L’histoire du Peuple élu montre assez que cette protection divine ne peut être assimilée à une promesse de paix sans nuages. La promesse et la confiance en la Parole du Seigneur ne dispensent donc pas de réfléchir et de travailler aux moyens pratiques de la sécurité. Nous sommes ainsi conduits à aller plus loin et à soulever une question. Avant d’être un désir légitime ou même un espoir, la sécurité de tous n’est-elle pas une question morale posée à chacun ? La sécurité n’est pas d’abord le souci de chacun pour soi-même. N’est-elle pas plutôt à chercher dans la responsabilité de chacun à l’égard des autres ? « Le Seigneur dit à Caïn : Où est Abel ton frère? » (Genèse 4, 9). Cette question du Seigneur à Caïn traverse les temps et les cultures et s’impose à toute conscience humaine.

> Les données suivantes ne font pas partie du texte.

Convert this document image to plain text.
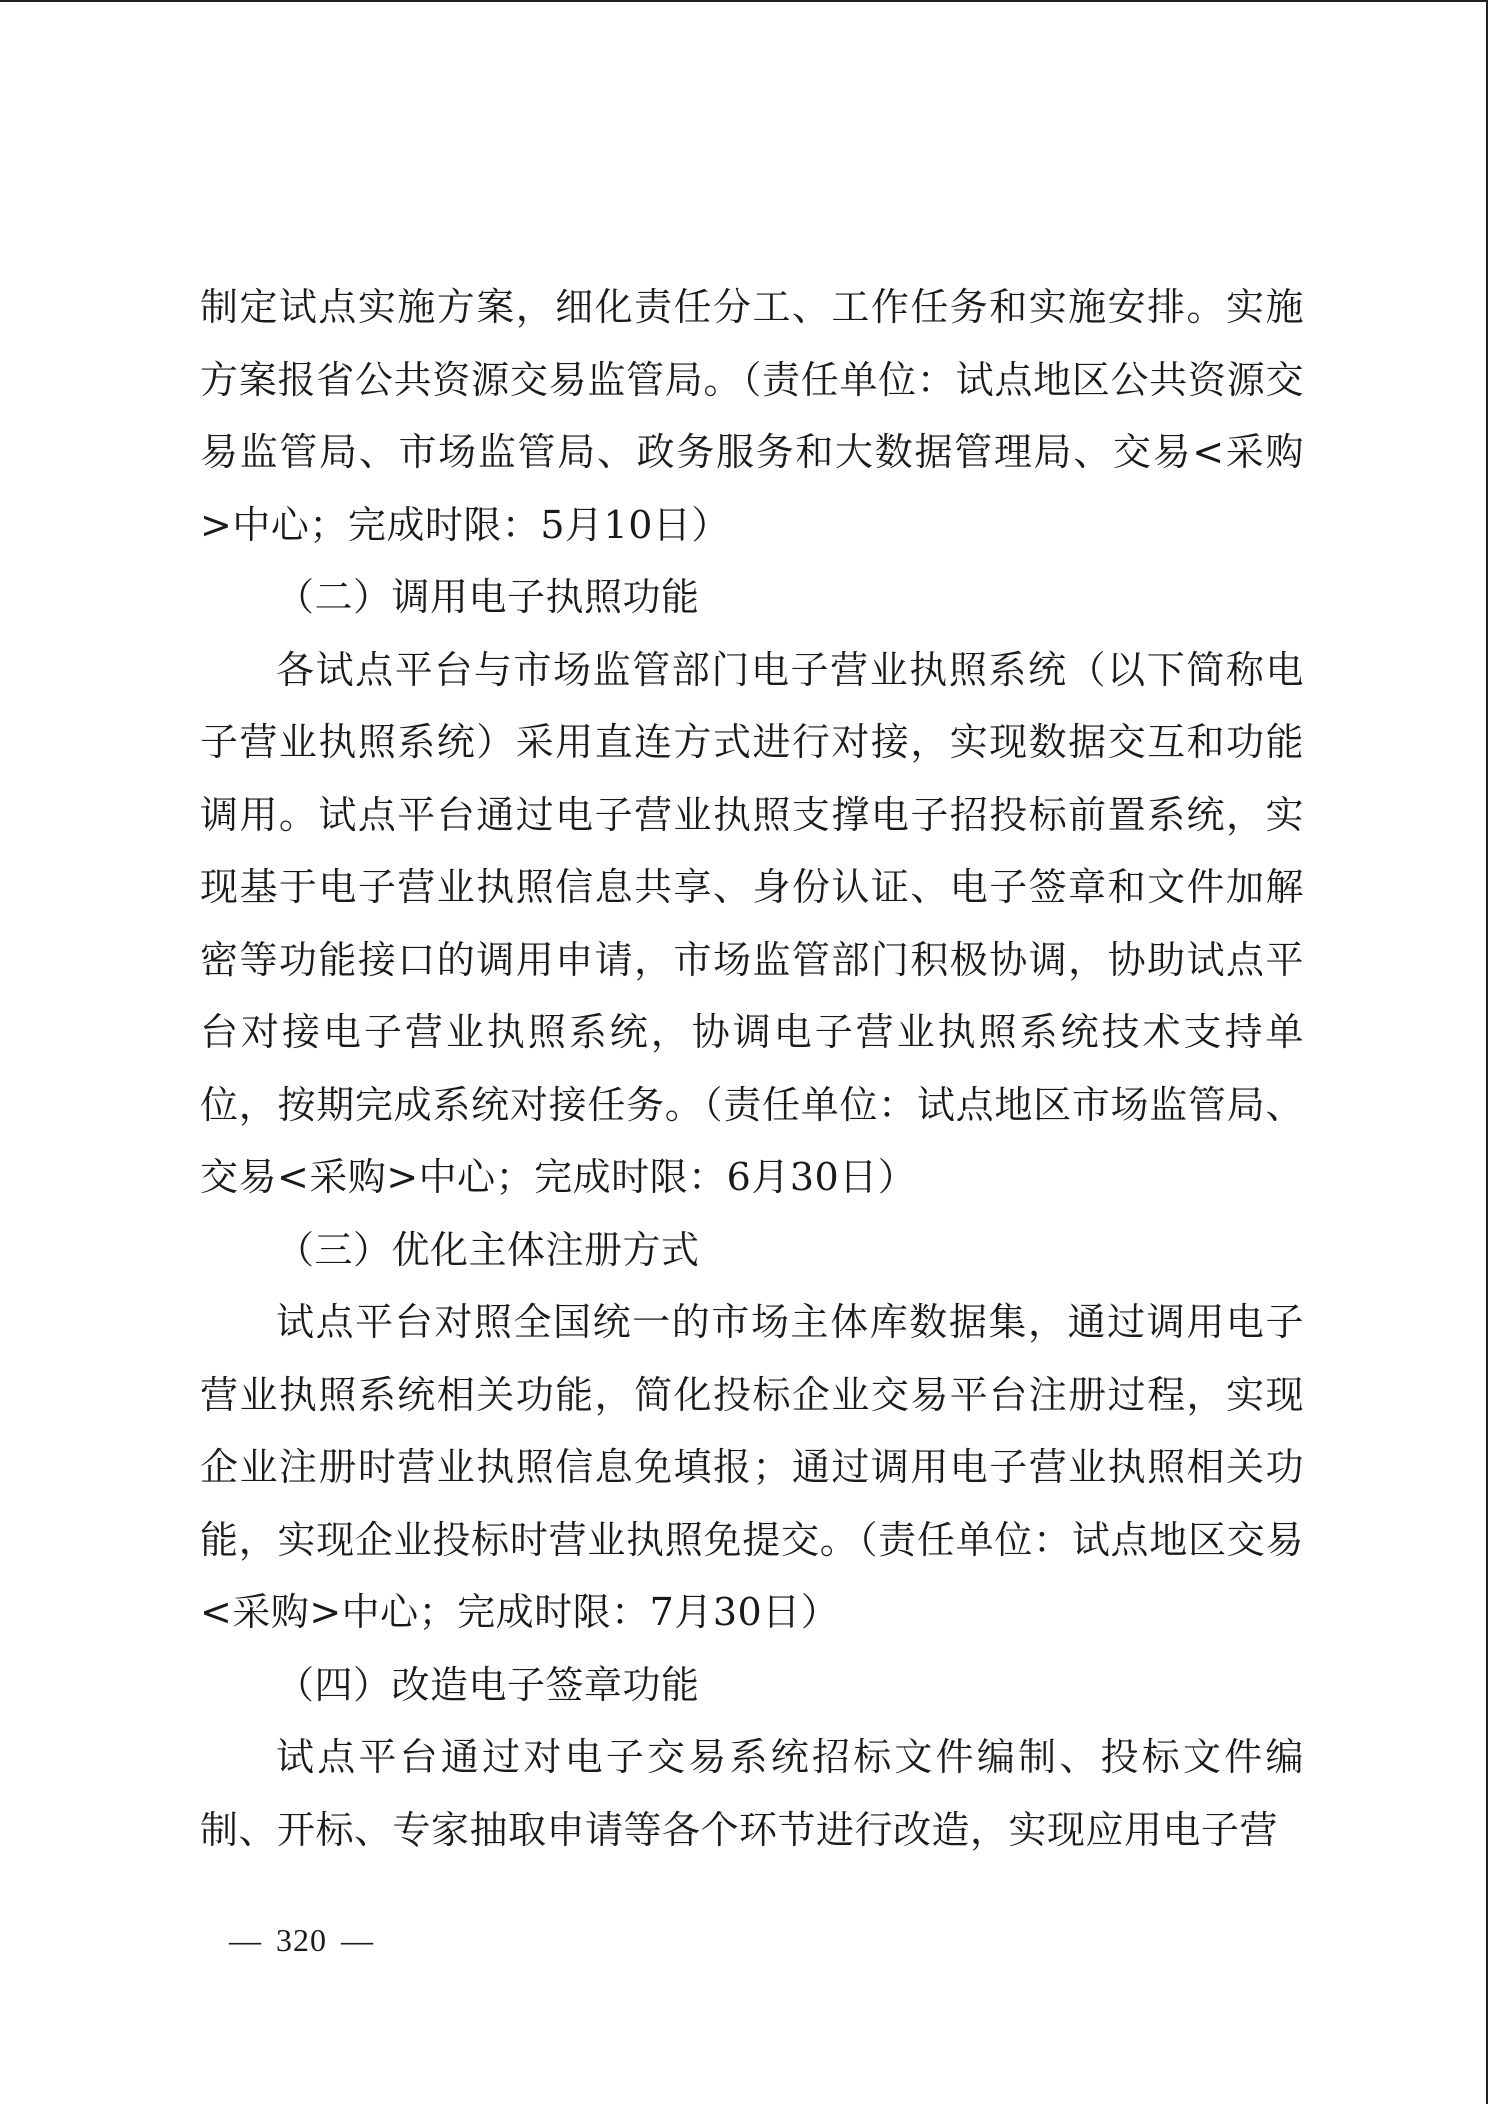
制定试点实施方案，细化责任分工、工作任务和实施安排。实施方案报省公共资源交易监管局。（责任单位：试点地区公共资源交易监管局、市场监管局、政务服务和大数据管理局、交易<采购>中心；完成时限：5月10日）

（二）调用电子执照功能

各试点平台与市场监管部门电子营业执照系统（以下简称电子营业执照系统）采用直连方式进行对接，实现数据交互和功能调用。试点平台通过电子营业执照支撑电子招投标前置系统，实现基于电子营业执照信息共享、身份认证、电子签章和文件加解密等功能接口的调用申请，市场监管部门积极协调，协助试点平台对接电子营业执照系统，协调电子营业执照系统技术支持单位，按期完成系统对接任务。（责任单位：试点地区市场监管局、交易<采购>中心；完成时限：6月30日）

（三）优化主体注册方式

试点平台对照全国统一的市场主体库数据集，通过调用电子营业执照系统相关功能，简化投标企业交易平台注册过程，实现企业注册时营业执照信息免填报；通过调用电子营业执照相关功能，实现企业投标时营业执照免提交。（责任单位：试点地区交易<采购>中心；完成时限：7月30日）

（四）改造电子签章功能

试点平台通过对电子交易系统招标文件编制、投标文件编制、开标、专家抽取申请等各个环节进行改造，实现应用电子营

— 320 —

La sécurité de l’autre, aujourd’hui la sécurité de chacun mais aussi la sécurité de chaque nation et de chaque peuple, doit être entendue comme une interrogation que le Créateur nous adresse depuis l’origine du monde. C’est seulement en demeurant ouvert à cette interrogation du Créateur que nous pouvons rester fidèles à l’attention que Dieu porte à tout homme qui est d’abord notre frère. La valeur intrinsèque de l’homme et de la femme créés à l’image de Dieu est le fondement sur lequel nous devons appuyer notre réflexion sur le devoir de procurer une sécurité suffisante à chacun des êtres humains de cette planète, notamment aux plus faibles.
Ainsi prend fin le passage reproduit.